Zastanawiam się jaką macie tradycję, bo u mnie zawsze jest tak, że najpierw są uszka z barszczem czerwonym, po tym zupa grzybowa a dopiero 3 danie to ryba.
A jak jest to u was golowicze? Wiadomo co region to inny obyczaj.
PS: Czy będzie u was na wigilijnym stole tradycyjnie 12 potraw a jak nie to będzie tam kapusta z grochem?
Wszystko stoi na stole i kazdy zaczyna wedle własnej woli.
U mnie w tym roku pstrąg.
Każdy od owocowej i barszczyku, odkąd pamiętam zawsze tak się zaczynało. A potem wolna wola, choć osobiście mam już od wielu lat utarty schemat co w jakiej kolejności i go nie zmieniam.
Najpierw to trzeba ze szwagrem iść do piwnicy po konserwy w szkle.
Ewentualnie w puszkach.
Jeśli masz na myśli coś % to u mnie tego w Wigilię w tradycji nie ma ale już 25 i 26 grudnia jak najbardziej.
Grzybowa a potem kto co chce a raczej jest to ryba i pierogi najpierw, póki świeżo ciepłe.
Zaczynamy od wódki z ogórkami kiszonymi. Pijemy do zgonu i w 1 dzień świat walimy 6-ciopak harnasia.
Aaa czyli na drugi dzień po piwku na kaca?

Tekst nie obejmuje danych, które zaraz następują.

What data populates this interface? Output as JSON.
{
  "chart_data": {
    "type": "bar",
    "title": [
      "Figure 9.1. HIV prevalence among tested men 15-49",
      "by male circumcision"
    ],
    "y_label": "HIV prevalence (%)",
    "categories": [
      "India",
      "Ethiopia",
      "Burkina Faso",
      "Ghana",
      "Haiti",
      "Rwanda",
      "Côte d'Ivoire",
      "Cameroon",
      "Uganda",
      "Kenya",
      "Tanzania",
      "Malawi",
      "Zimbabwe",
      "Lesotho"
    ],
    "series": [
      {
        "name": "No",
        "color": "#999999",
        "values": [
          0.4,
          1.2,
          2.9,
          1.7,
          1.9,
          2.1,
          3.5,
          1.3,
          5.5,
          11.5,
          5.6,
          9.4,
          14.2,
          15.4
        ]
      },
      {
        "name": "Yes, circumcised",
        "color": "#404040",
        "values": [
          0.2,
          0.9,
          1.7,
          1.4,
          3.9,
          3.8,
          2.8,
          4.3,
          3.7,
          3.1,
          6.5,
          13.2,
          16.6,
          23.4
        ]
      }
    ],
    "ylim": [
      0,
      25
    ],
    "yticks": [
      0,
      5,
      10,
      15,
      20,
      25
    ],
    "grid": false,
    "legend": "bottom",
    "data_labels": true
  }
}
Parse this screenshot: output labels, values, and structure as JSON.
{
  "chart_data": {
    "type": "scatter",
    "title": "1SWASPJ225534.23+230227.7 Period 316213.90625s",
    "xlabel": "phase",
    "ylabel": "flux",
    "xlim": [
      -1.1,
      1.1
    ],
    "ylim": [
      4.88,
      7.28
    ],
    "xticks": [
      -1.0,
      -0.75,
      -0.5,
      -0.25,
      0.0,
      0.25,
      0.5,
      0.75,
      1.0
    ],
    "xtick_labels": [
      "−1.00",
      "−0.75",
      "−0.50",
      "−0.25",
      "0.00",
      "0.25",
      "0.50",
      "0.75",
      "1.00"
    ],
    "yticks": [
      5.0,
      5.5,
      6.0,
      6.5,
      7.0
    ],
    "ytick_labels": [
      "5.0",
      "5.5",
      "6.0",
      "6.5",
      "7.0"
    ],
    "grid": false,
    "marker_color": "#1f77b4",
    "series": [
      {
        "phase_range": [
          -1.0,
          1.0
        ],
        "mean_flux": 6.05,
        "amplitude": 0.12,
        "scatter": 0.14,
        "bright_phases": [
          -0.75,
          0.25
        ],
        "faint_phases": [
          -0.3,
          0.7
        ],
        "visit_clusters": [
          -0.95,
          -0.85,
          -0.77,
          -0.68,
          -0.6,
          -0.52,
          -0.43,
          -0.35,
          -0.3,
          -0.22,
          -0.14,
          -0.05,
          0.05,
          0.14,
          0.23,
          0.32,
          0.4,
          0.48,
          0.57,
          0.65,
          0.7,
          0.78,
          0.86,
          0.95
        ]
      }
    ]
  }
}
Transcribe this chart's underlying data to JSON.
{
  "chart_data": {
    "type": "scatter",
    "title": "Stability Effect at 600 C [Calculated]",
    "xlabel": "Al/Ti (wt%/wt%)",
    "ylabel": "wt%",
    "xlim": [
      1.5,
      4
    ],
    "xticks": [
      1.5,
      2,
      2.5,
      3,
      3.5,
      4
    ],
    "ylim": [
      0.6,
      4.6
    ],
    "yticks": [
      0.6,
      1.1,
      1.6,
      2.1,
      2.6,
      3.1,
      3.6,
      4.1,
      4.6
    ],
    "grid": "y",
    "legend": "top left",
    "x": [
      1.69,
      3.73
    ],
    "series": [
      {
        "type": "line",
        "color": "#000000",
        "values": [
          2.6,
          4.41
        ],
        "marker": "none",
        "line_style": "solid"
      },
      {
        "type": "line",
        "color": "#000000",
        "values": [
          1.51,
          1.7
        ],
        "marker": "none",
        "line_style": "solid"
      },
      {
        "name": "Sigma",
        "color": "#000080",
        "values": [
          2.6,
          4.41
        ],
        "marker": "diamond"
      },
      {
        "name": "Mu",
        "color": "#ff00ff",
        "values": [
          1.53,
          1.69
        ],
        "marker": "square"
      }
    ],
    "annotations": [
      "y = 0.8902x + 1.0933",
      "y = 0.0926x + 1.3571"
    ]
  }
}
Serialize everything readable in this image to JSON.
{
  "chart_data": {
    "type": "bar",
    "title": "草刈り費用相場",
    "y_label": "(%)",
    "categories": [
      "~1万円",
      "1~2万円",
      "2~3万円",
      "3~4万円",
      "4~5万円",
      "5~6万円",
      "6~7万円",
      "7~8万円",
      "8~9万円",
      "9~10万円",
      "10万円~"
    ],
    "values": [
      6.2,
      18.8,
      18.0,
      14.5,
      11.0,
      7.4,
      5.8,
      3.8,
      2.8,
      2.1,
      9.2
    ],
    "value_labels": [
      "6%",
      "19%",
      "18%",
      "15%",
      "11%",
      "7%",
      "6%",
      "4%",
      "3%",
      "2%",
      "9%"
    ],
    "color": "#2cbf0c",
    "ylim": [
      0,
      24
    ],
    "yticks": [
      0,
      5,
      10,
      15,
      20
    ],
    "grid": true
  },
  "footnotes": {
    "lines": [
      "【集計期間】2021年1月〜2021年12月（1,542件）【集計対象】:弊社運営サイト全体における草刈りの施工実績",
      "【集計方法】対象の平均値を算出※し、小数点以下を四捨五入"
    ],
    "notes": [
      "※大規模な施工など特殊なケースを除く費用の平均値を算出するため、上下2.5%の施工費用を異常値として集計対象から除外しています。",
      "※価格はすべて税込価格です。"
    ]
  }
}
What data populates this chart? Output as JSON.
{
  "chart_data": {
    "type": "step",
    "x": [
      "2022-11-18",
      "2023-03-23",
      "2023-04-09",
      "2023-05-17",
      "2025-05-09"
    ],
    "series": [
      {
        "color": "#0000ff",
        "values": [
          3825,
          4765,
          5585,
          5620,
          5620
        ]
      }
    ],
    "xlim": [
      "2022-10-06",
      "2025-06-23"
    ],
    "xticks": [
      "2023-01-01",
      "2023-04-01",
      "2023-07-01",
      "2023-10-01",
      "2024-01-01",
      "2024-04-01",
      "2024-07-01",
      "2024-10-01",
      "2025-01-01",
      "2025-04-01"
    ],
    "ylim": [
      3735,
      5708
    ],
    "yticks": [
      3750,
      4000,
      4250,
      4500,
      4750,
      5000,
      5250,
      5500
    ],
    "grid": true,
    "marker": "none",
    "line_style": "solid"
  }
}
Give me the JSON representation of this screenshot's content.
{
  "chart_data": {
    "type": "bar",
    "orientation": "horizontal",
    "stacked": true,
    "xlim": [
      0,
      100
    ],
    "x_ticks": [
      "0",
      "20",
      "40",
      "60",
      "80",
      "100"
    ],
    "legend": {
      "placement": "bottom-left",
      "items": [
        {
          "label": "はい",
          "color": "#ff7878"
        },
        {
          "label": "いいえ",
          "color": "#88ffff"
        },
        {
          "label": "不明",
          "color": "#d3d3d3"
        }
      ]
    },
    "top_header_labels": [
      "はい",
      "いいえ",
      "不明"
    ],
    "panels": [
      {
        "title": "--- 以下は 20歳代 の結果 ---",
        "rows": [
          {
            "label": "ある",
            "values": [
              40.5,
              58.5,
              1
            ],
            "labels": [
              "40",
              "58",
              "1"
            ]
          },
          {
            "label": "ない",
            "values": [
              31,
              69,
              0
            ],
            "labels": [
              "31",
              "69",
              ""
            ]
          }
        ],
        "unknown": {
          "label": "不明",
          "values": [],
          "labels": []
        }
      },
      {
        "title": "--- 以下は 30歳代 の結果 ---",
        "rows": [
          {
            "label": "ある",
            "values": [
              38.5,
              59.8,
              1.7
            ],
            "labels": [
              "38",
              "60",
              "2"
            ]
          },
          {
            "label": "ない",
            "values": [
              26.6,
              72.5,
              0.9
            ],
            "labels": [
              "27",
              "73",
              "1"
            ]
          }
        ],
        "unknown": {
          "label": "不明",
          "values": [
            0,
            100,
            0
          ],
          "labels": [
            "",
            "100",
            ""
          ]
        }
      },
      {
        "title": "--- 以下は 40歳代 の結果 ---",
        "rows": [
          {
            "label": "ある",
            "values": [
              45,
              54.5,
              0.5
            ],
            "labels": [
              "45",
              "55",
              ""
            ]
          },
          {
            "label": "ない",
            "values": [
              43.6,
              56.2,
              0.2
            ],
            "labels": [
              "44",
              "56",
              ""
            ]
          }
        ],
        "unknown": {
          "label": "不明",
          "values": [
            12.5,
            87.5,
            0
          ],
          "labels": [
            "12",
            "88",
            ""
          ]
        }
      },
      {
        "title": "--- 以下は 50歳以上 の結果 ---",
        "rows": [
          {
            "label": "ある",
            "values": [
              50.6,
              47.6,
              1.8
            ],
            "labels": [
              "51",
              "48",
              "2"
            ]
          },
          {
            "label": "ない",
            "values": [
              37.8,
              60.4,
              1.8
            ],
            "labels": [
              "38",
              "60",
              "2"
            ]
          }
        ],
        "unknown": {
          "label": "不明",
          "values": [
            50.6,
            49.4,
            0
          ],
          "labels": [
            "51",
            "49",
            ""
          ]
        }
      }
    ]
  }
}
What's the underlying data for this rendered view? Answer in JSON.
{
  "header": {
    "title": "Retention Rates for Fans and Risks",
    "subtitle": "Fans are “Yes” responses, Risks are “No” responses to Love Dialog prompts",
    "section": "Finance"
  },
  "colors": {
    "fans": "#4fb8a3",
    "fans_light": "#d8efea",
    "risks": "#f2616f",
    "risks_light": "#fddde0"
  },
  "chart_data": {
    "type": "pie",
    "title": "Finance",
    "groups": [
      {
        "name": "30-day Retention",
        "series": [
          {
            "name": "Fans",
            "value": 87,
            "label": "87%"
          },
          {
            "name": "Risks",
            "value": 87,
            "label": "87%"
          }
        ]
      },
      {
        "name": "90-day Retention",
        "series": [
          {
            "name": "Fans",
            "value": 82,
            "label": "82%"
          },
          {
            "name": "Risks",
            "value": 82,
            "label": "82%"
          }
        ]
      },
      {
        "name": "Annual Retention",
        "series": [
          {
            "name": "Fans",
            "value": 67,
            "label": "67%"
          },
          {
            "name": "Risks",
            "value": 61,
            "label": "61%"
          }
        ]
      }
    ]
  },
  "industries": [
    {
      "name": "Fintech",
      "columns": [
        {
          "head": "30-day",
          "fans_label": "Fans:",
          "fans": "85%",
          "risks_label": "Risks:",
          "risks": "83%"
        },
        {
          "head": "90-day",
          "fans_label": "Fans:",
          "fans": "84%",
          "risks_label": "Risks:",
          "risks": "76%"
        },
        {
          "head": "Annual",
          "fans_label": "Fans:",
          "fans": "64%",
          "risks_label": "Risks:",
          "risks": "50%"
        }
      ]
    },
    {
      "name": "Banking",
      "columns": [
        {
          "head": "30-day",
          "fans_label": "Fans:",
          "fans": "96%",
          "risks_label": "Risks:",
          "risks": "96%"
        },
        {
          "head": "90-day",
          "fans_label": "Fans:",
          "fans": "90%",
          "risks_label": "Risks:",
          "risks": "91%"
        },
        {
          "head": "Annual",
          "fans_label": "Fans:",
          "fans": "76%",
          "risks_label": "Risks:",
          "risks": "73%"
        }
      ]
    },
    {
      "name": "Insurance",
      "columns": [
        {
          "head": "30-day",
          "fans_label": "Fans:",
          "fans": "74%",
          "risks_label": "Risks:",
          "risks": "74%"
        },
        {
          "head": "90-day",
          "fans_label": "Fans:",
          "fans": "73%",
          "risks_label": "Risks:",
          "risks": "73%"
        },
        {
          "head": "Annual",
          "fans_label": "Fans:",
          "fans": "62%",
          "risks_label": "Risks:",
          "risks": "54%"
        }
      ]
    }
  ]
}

Ciekawostka: W Polsce ulubiona potrawa wigilijna to ryba. A np. w Portugalii już ośmiornica.
Figa z makiem pastyrnakiem i brak prezentów.
U mnie przepiórka japońska, kałamarnica z makaronem w białym winie, krewetki w tempurze, krab z woka z ostrym sosem sate, homar w sosie czosnkowo-limonkowym z chili, mule w winie białym, ryba do wyboru: miruna w sosie śmietanowo-ziołowym lub bacalhau de consoada, maniok, salami, szynka, boczek, schab, francuskie tosty i panettone, do tego wina i wódki oraz trochę innych potraw.
Połowy z tych rzeczy nigdy nie zobaczysz na oczy.
Od kiedy pamiętam zawsze zaczynamy od barszczu z uszkami, ale nigdy nie było przymusu. Jak ktoś nie chciał, to mógł jeść co innego. Potem to już wolna wola, ale zawsze najwięcej schodzi pierogów.
Zupa z papierami, czyli śledziowa. Woda w której moczona była ryba (woda sama, bez ryby) + cebula (czyli te papiery niby z nazwy).
Rodzinna tradycja od lat, ja nigdy tego ścierwa nie jem.
Dałem plusa, ale mimo wszystko najpodlejsza kiełba lepsza od wody po śledziach...
Klony gamingmana nadziewane hydro.
Oczywiście, że barszcz biały z grzybami. Potem pierogi z kapusta i grzybami i karp po żydowsku. I tyle z Wigilii.